DRAM monitoring events for Haswell Core i7 CPU

Clémentine_M_ · ‎06-17-2015

Hi all,

I am looking at monitoring DRAM events on a Haswell CPU (Core i7-4790, Signature 06_3Ch). Also possibly on other processors such as Core i5 Sandy Bridge and Ivy Bridge CPUs. I already have experience monitoring some performance counters related to CBoxes via the MSRs, but none with PCI config space.

I saw some interesting events on the "Intel Xeon Processors E5 and E7 v3 Family Uncore Performance Monitoring" guide, such as "ACT_COUNT", "CAS_COUNT", and "DRAM_REFRESH".

I am now looking at the Software Developer Manual vol. 3 (Order Number: 325384-054US), where the events are documented for the non-Xeon processors.
There are some events that are interesting to me (and look similar as the Xeon ones), such as "UNC_DRAM_OPEN.CHi", "UNC_DRAM_READ_CAS.CHi", "UNC_DRAM_WRITE_CAS.CHi", and "UNC_DRAM_REFRESH.CHi".
However, I can only find them in Table 19-14 (Nehalem), and Table 19-16 (Westmere). It is not written that any of these tables applies to Sandy Bridge, Ivy Bridge or Haswell micro-architecture on their respective sections.

I have the following questions:
1. Can I monitor these DRAM-related events on non-Xeon Sandy Bridge, Ivy Bridge or Haswell processors?
2. If yes, did I miss some documentation?
3. If no, would there be related events that might be of interest?

Thank you,
Clémentine

McCalpinJohn · ‎06-17-2015

There are memory controller performance counters on the Sandy Bridge Xeon E3-12xx series processors, but I can't find the Intel article describing them right this minute and I am having trouble remembering the differences between these counters and the similar memory controller counters on Xeon Phi. Maybe after another cup of coffee....

I have used the counter on a Xeon E3-1270 (Sandy Bridge) and they appear to be accurate. They are very likely the same on the Ivy Bridge based Xeon E3-1200 and Core i3/5/7 processors, but I have not looked to see if they are the same on Haswell-based processors.

These counters might be documented in the Intel PCM source code, or perhaps in one of the Intel VTune configuration files.

If I recall correctly, one inconvenient feature is that these are 32-bit counters, so they overflow rather quickly. E.g., at the peak DRAM transfer rate of 25.6 GB/s (2 channels of DDR3/1600), you are accessing 0.4 billion cache lines per second.
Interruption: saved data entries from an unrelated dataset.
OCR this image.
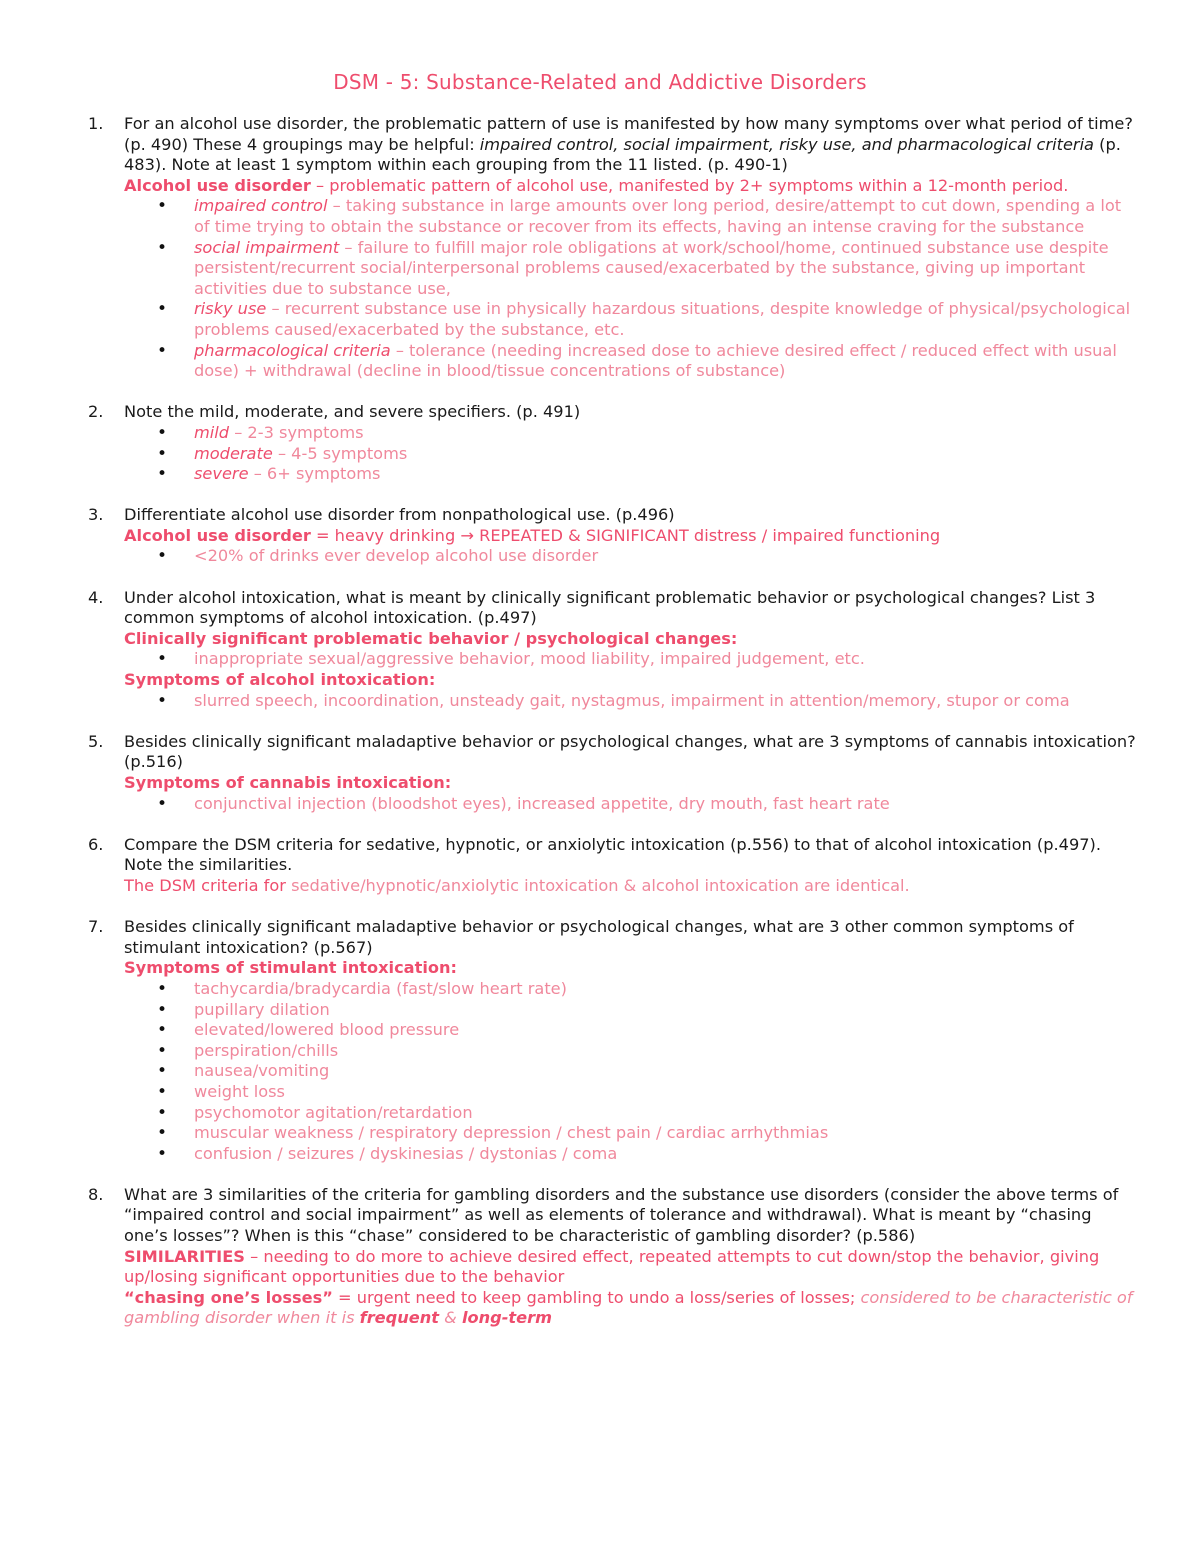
DSM - 5: Substance-Related and Addictive Disorders
1. For an alcohol use disorder, the problematic pattern of use is manifested by how many symptoms over what period of time? (p. 490) These 4 groupings may be helpful: impaired control, social impairment, risky use, and pharmacological criteria (p. 483). Note at least 1 symptom within each grouping from the 11 listed. (p. 490-1)
Alcohol use disorder – problematic pattern of alcohol use, manifested by 2+ symptoms within a 12-month period.
• impaired control – taking substance in large amounts over long period, desire/attempt to cut down, spending a lot of time trying to obtain the substance or recover from its effects, having an intense craving for the substance
• social impairment – failure to fulfill major role obligations at work/school/home, continued substance use despite persistent/recurrent social/interpersonal problems caused/exacerbated by the substance, giving up important activities due to substance use,
• risky use – recurrent substance use in physically hazardous situations, despite knowledge of physical/psychological problems caused/exacerbated by the substance, etc.
• pharmacological criteria – tolerance (needing increased dose to achieve desired effect / reduced effect with usual dose) + withdrawal (decline in blood/tissue concentrations of substance)
2. Note the mild, moderate, and severe specifiers. (p. 491)
• mild – 2-3 symptoms
• moderate – 4-5 symptoms
• severe – 6+ symptoms
3. Differentiate alcohol use disorder from nonpathological use. (p.496)
Alcohol use disorder = heavy drinking → REPEATED & SIGNIFICANT distress / impaired functioning
• <20% of drinks ever develop alcohol use disorder
4. Under alcohol intoxication, what is meant by clinically significant problematic behavior or psychological changes? List 3 common symptoms of alcohol intoxication. (p.497)
Clinically significant problematic behavior / psychological changes:
• inappropriate sexual/aggressive behavior, mood liability, impaired judgement, etc.
Symptoms of alcohol intoxication:
• slurred speech, incoordination, unsteady gait, nystagmus, impairment in attention/memory, stupor or coma
5. Besides clinically significant maladaptive behavior or psychological changes, what are 3 symptoms of cannabis intoxication? (p.516)
Symptoms of cannabis intoxication:
• conjunctival injection (bloodshot eyes), increased appetite, dry mouth, fast heart rate
6. Compare the DSM criteria for sedative, hypnotic, or anxiolytic intoxication (p.556) to that of alcohol intoxication (p.497). Note the similarities.
The DSM criteria for sedative/hypnotic/anxiolytic intoxication & alcohol intoxication are identical.
7. Besides clinically significant maladaptive behavior or psychological changes, what are 3 other common symptoms of stimulant intoxication? (p.567)
Symptoms of stimulant intoxication:
• tachycardia/bradycardia (fast/slow heart rate)
• pupillary dilation
• elevated/lowered blood pressure
• perspiration/chills
• nausea/vomiting
• weight loss
• psychomotor agitation/retardation
• muscular weakness / respiratory depression / chest pain / cardiac arrhythmias
• confusion / seizures / dyskinesias / dystonias / coma
8. What are 3 similarities of the criteria for gambling disorders and the substance use disorders (consider the above terms of “impaired control and social impairment” as well as elements of tolerance and withdrawal). What is meant by “chasing one’s losses”? When is this “chase” considered to be characteristic of gambling disorder? (p.586)
SIMILARITIES – needing to do more to achieve desired effect, repeated attempts to cut down/stop the behavior, giving up/losing significant opportunities due to the behavior
“chasing one’s losses” = urgent need to keep gambling to undo a loss/series of losses; considered to be characteristic of gambling disorder when it is frequent & long-term
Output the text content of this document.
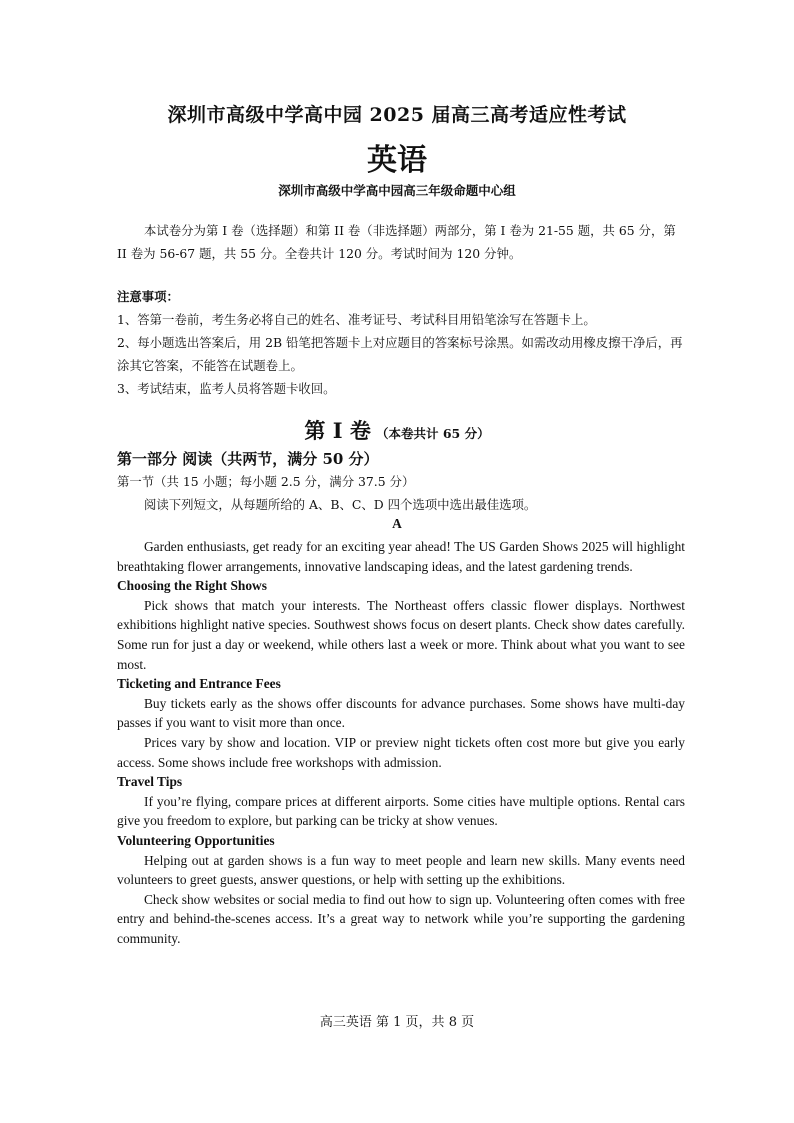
深圳市高级中学高中园 2025 届高三高考适应性考试
英语
深圳市高级中学高中园高三年级命题中心组

本试卷分为第 I 卷（选择题）和第 II 卷（非选择题）两部分，第 I 卷为 21-55 题，共 65 分，第 II 卷为 56-67 题，共 55 分。全卷共计 120 分。考试时间为 120 分钟。

注意事项：

1、答第一卷前，考生务必将自己的姓名、准考证号、考试科目用铅笔涂写在答题卡上。

2、每小题选出答案后，用 2B 铅笔把答题卡上对应题目的答案标号涂黑。如需改动用橡皮擦干净后，再涂其它答案，不能答在试题卷上。

3、考试结束，监考人员将答题卡收回。

第 I 卷 （本卷共计 65 分）
第一部分 阅读（共两节，满分 50 分）

第一节（共 15 小题；每小题 2.5 分，满分 37.5 分）

阅读下列短文，从每题所给的 A、B、C、D 四个选项中选出最佳选项。

A

Garden enthusiasts, get ready for an exciting year ahead! The US Garden Shows 2025 will highlight breathtaking flower arrangements, innovative landscaping ideas, and the latest gardening trends.

Choosing the Right Shows

Pick shows that match your interests. The Northeast offers classic flower displays. Northwest exhibitions highlight native species. Southwest shows focus on desert plants. Check show dates carefully. Some run for just a day or weekend, while others last a week or more. Think about what you want to see most.

Ticketing and Entrance Fees

Buy tickets early as the shows offer discounts for advance purchases. Some shows have multi-day passes if you want to visit more than once.

Prices vary by show and location. VIP or preview night tickets often cost more but give you early access. Some shows include free workshops with admission.

Travel Tips

If you’re flying, compare prices at different airports. Some cities have multiple options. Rental cars give you freedom to explore, but parking can be tricky at show venues.

Volunteering Opportunities

Helping out at garden shows is a fun way to meet people and learn new skills. Many events need volunteers to greet guests, answer questions, or help with setting up the exhibitions.

Check show websites or social media to find out how to sign up. Volunteering often comes with free entry and behind-the-scenes access. It’s a great way to network while you’re supporting the gardening community.

高三英语 第 1 页，共 8 页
This does a full loop through a 32-bit counter in 10.74 seconds, so you need to read the counters at least this often in order to unambiguously identify and correct for counter wrapping.

Clémentine_M_ · ‎06-18-2015

Thank you very much for your response!

I just found an article that describes such events for Core processors: https://software.intel.com/en-us/articles/monitoring-integrated-memory-controller-requests-in-the-2nd-3rd-and-4th-generation-intel

The real difference between the counters I found in this article, and the ones that are described in the SDM vol. 3 for Nehalem processors + the Xeon uncore performance monitoring manuals, are that these counters are aggregated for all channels (the counters all say "sum of all channels").

I am however searching for the fine-grained counters per channel that are described in the other manuals.

Do you know if the counters you are referring to for the Xeon E3-1270 were one of these aggregated counters?

I also looked at the PCM programs (v2.7) on my Core i5 Ivy Bridge, on Linux.
- When using pcm-memory.x, I have this error message:
"Detected Intel(R) Core(TM) i5-3340M CPU @ 2.70GHz "Intel(r) microarchitecture codename Ivy Bridge"
Jaketown, Ivytown or Haswell Server CPU is required for this tool!"
- When using pcm.x, I have "N/A" on the "READ" and "WRITE" columns.

I am not sure if this is related to the performance counters/events I am trying to monitor.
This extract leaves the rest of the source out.